Pre-diabetes is associated with a high risk for type 2 diabetes, subclinical inflammation, early atherosclerosis, and CVD. Moreover, it was shown that subjects with NGT with 1hPG >155 mg/dl had a fivefold type 2 diabetes risk than subjects with NGT with 1hPG below the cutoff of 155 mg/dl (5). In this study, NGT high subjects showed increased WBC count and fibrinogen levels, signs of subclinical inflammation, as patients with pre-diabetes and a significant worsening of lipid profile than NGT low patients. The mechanism that links elevated 1hPG to subclinical inflammation is probably due to hyperglycemia that acutely increases circulating cytokine concentrations by oxidative mechanisms, and this effect is more pronounced in patients with impaired glucose regulation (3).

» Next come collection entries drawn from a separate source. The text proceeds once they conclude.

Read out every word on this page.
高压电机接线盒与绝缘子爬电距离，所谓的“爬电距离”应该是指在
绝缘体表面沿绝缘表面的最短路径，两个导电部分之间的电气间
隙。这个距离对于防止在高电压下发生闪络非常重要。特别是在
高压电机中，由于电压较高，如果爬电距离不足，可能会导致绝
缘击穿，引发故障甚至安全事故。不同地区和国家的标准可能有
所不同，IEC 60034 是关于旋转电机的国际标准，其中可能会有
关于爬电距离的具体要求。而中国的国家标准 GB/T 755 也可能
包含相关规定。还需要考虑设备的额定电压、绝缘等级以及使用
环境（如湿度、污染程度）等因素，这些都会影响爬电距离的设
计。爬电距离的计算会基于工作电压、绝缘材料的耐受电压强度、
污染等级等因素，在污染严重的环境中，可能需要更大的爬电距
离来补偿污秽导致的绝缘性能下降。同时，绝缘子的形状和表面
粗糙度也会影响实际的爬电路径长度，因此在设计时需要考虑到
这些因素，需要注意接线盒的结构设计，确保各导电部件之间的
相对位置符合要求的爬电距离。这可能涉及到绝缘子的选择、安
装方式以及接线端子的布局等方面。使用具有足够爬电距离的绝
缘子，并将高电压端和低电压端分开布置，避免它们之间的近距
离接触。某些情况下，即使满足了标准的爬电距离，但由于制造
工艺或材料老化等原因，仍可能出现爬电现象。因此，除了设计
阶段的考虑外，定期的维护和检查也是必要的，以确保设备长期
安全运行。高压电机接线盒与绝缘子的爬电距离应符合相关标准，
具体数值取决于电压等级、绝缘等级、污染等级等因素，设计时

Subjects with 1hPG >155 mg/dl showed significantly lower insulin sensitivity (Matsuda index). As previously observed, metabolic syndrome is strongly associated with decreased insulin sensitivity (12); therefore, the link observed between elevated 1hPG and insulin resistance could be explained by the high prevalence of metabolic syndrome in patients with elevated 1hPG.

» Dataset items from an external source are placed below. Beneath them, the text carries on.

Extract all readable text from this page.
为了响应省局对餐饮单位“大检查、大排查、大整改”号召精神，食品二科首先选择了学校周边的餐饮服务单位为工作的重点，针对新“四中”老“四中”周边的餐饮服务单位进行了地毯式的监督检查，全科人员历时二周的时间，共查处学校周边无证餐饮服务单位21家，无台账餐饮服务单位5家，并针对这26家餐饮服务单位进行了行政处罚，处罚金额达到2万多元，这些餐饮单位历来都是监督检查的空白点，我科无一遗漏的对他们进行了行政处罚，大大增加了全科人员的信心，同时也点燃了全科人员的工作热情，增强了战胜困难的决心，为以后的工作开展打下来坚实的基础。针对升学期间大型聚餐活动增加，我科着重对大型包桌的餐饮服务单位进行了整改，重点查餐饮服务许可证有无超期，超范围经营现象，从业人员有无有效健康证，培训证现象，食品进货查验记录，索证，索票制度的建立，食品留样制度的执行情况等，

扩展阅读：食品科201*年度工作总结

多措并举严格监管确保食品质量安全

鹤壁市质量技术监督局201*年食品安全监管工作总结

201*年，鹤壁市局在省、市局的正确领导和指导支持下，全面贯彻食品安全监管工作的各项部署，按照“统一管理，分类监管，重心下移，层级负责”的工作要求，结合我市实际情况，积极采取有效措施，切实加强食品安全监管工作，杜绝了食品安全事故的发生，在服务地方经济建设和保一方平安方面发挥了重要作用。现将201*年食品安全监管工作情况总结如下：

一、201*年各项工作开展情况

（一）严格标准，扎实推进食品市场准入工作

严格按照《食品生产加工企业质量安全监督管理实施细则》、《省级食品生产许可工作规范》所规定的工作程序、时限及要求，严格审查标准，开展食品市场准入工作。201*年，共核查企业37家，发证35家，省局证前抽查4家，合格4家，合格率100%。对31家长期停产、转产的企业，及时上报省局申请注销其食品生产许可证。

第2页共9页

We decided to measure inflammation levels by fibrinogen and WBC count without considering the measure of C-reactive protein. It is important to underline that the measurement of C-reactive protein (CRP) concentration requires a specific high-sensitivity assay method that is not available in all laboratories; moreover, several data have shown that elevated levels of CRP were associated to increased CVD, but recently, analysis of genetic polymorphisms in the CRP gene in Caucasian subjects showed that these polymorphisms were not associated with an increased risk of ischemic vascular disease (13), increasing the doubts about the reliability of such a measurement in clinical practice. A high WBC count is associated with increased CVD-related morbidity and mortality in several populations and clinical settings; it may turn out to be a less expensive and more readily available risk CVD marker than other currently available risk factors (14,15).

In conclusion, our data show the relevance of 1hPG >155 mg/dl as an important cutoff related to subclinical inflammation, lipid disorders, and insulin resistance; therefore, this threshold could be seriously taken into consideration to identify subjects at high CVD risk.